Opinion

What if Trump just gives up?

As the president grapples with his growing unpopularity, will he lash out or lose interest?

Even if you didn't know that President Trump's Saturday night rally in Tulsa was sparsely attended, a wordless video clip that circulated through Twitter on Sunday morning told the whole story: The president returned to the White House late at night and departed Marine One with his tie loose around his neck, a crumpled MAGA hat in his hand, with a bearing that was dejected, desultory, and defeated.

Internet wags dubbed it a "walk of shame." Trump usually appears immune to shame, though, so let us consider another possibility: that the president on Saturday night realized he can no longer deny that the end of his presidency is probably near, and that he is, for all intents and purposes, already a lame duck. As this sinks in, what will he do?
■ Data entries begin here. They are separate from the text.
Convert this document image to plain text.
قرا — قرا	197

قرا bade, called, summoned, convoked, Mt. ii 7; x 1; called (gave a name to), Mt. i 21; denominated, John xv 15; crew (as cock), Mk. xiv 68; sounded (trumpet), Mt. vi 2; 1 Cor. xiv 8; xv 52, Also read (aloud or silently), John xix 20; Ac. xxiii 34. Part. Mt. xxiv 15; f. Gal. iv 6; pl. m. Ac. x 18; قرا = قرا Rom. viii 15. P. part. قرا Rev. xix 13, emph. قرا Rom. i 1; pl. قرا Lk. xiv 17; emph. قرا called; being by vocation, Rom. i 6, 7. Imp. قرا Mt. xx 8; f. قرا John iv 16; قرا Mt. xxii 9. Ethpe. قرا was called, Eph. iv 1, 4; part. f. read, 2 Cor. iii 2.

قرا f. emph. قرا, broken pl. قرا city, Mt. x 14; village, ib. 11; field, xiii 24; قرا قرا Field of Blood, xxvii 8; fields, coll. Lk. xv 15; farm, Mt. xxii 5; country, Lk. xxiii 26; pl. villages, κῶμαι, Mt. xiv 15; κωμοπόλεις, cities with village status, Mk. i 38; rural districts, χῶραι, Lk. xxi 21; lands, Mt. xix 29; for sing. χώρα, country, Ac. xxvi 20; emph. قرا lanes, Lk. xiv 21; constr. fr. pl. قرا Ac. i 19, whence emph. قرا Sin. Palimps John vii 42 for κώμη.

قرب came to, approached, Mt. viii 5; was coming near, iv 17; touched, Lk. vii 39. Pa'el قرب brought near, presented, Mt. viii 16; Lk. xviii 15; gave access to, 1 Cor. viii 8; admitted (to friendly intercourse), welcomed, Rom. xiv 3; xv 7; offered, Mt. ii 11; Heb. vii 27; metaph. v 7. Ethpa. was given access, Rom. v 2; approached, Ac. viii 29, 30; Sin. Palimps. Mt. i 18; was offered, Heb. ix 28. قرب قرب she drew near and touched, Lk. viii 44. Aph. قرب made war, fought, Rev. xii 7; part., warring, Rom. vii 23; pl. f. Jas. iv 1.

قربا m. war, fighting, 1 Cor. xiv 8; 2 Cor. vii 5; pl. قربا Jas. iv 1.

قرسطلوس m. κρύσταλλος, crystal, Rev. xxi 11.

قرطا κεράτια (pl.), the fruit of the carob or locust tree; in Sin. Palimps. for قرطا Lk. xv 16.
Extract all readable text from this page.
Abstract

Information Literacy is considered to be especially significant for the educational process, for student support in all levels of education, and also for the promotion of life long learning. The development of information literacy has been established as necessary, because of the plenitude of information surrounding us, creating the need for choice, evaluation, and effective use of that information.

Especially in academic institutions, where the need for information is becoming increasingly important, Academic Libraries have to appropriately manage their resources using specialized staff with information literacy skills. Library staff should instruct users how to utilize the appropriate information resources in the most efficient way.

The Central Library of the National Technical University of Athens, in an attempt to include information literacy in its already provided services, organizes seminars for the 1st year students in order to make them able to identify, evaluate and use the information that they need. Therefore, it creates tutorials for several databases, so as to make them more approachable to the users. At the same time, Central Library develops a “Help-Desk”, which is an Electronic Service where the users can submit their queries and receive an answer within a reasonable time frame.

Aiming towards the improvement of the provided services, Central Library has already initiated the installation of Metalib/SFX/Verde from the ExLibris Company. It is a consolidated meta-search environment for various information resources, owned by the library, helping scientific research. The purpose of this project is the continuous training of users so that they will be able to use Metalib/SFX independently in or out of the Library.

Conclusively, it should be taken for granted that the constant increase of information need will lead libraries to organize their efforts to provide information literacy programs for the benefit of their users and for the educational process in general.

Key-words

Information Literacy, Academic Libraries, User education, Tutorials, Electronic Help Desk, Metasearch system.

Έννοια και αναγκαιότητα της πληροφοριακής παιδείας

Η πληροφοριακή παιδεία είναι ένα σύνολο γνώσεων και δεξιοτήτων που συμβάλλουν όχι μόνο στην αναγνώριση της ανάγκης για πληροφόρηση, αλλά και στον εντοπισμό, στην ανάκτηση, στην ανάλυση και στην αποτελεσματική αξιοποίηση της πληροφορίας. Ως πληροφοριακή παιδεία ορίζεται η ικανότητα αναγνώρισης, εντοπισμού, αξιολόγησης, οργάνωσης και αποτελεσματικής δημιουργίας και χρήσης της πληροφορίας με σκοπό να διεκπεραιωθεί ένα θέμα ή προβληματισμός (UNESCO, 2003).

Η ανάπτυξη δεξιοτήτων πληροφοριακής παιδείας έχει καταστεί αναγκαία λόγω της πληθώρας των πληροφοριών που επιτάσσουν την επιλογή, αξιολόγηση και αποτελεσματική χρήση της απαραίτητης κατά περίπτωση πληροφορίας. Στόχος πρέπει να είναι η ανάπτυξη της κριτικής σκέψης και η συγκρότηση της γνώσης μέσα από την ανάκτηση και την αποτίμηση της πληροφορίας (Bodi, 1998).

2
The term "lame duck" usually applies to presidents whose successors have already been chosen by the voters, and who are just waiting out the remainder of their tenure before vacating their post. We're not there yet, obviously. The general election is still nearly six months away, and Democrats who were confident that Hillary Clinton would win in 2016 are terrified that history will repeat itself — so talk that Trump may already be on the ropes is verboten in most left-of-center circles. No liberals want to put a jinx on this year's election, or get complacent.
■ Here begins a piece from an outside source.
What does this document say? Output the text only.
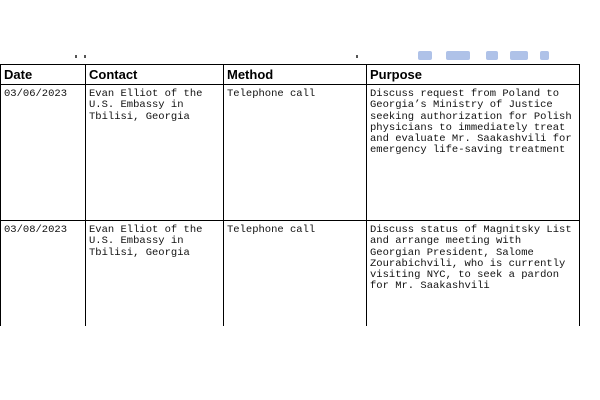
Date	Contact	Method	Purpose

03/06/2023	Evan Elliot of the U.S. Embassy in Tbilisi, Georgia	Telephone call	Discuss request from Poland to Georgia’s Ministry of Justice seeking authorization for Polish physicians to immediately treat and evaluate Mr. Saakashvili for emergency life-saving treatment

03/08/2023	Evan Elliot of the U.S. Embassy in Tbilisi, Georgia	Telephone call	Discuss status of Magnitsky List and arrange meeting with Georgian President, Salome Zourabichvili, who is currently visiting NYC, to seek a pardon for Mr. Saakashvili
But the odds do not appear to be in Trump's favor. A national Ipsos/Reuters poll last week gave his opponent, former Vice President Joe Biden, a whopping 13-point lead — the biggest gap between the two candidates so far. Battleground states are turning against the president, too — and there are signs he is losing his edge with elderly and evangelical voters. Trump has outperformed expectations in the past, but as my colleague David Faris wrote last week, this time may be different. Trump himself has departed from his usual bravado in recent weeks to acknowledge that he could lose the election. And that was before this weekend's under-attended rally. In the past, even when polls have been bad, the president had his rally crowds. Not anymore, it seems.

Many observers naturally expect this election season to be highly irregular. Biden has openly expressed concern Trump's allies will steal the election through voter suppression and fraud. Others are afraid he will refuse to leave the Oval Office in the event of an election loss. Either scenario would threaten the peaceful transition of power that makes a democracy a democracy.
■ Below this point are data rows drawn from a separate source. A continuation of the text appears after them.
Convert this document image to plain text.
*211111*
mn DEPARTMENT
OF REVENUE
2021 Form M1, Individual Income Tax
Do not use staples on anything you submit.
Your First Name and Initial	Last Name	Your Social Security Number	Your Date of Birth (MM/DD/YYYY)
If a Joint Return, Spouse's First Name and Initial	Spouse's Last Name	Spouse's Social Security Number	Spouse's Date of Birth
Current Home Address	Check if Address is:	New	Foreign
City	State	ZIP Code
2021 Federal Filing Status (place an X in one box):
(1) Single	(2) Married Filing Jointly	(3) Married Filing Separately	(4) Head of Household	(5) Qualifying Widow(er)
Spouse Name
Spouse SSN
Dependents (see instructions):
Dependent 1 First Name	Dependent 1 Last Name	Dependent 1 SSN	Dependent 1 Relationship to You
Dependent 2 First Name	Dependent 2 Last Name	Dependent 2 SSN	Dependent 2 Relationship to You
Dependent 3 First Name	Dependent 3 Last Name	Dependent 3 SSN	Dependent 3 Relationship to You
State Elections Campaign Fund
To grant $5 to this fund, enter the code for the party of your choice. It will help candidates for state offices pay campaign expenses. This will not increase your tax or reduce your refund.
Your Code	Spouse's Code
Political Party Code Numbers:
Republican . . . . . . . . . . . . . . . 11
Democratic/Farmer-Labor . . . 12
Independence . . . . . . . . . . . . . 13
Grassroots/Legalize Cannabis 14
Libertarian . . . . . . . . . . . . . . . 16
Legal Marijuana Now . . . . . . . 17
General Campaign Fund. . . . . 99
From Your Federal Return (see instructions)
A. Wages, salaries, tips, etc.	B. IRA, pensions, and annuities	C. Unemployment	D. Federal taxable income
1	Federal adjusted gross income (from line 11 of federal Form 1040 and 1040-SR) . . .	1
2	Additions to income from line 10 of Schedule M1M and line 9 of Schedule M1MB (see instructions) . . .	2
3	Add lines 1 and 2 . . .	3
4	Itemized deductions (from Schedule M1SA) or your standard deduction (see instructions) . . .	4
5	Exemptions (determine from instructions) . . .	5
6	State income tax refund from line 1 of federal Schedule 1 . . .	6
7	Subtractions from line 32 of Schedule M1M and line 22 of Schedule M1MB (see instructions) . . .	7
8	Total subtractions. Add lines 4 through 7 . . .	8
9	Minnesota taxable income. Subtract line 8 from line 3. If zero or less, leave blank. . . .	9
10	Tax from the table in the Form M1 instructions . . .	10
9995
But the president's weekend walk of shame raises another possibility: What if he just gives up?

The Constitution mandates a two-and-a-half month gap between the election and Inauguration Day. For a self-absorbed man like Trump, that's a long time to wallow in one's defeat. He might decide he has little to lose by making mischief with his remaining tenure — and little to gain by ensuring a smooth and peaceful transition to a new president. There is a reason he has earned the nickname "Toddler in Chief." And toddlers often react to losses in less-than-constructive ways.

Trump might respond to defeat by abandoning the critical duties of governance. He might try to cover up any wrongdoing he and his surrogates engaged in since arriving in the White House. And he might spend his remaining days in office indulging in conspiracy theories that the election was rigged against him.

Indeed, such scandalous traits already define this administration. Trump has given up on tackling the COVID-19 pandemic — the most critical health and economic challenge facing the country — claiming victory even though case counts are rising across the country. Attorney General William Barr over the weekend purged the U.S. attorney who was overseeing many of the remaining criminal cases against the president and his cronies. And the president continues to undermine American confidence in the election, baselessly claiming that mail-in voting is rife with fraud.

If Trump lost the election, these trends would probably be amplified in the remaining months of his presidency. Indeed, they might be accelerated sooner by the mere likelihood of a loss — which, after Saturday night, is a prospect with which the president now surely grapples.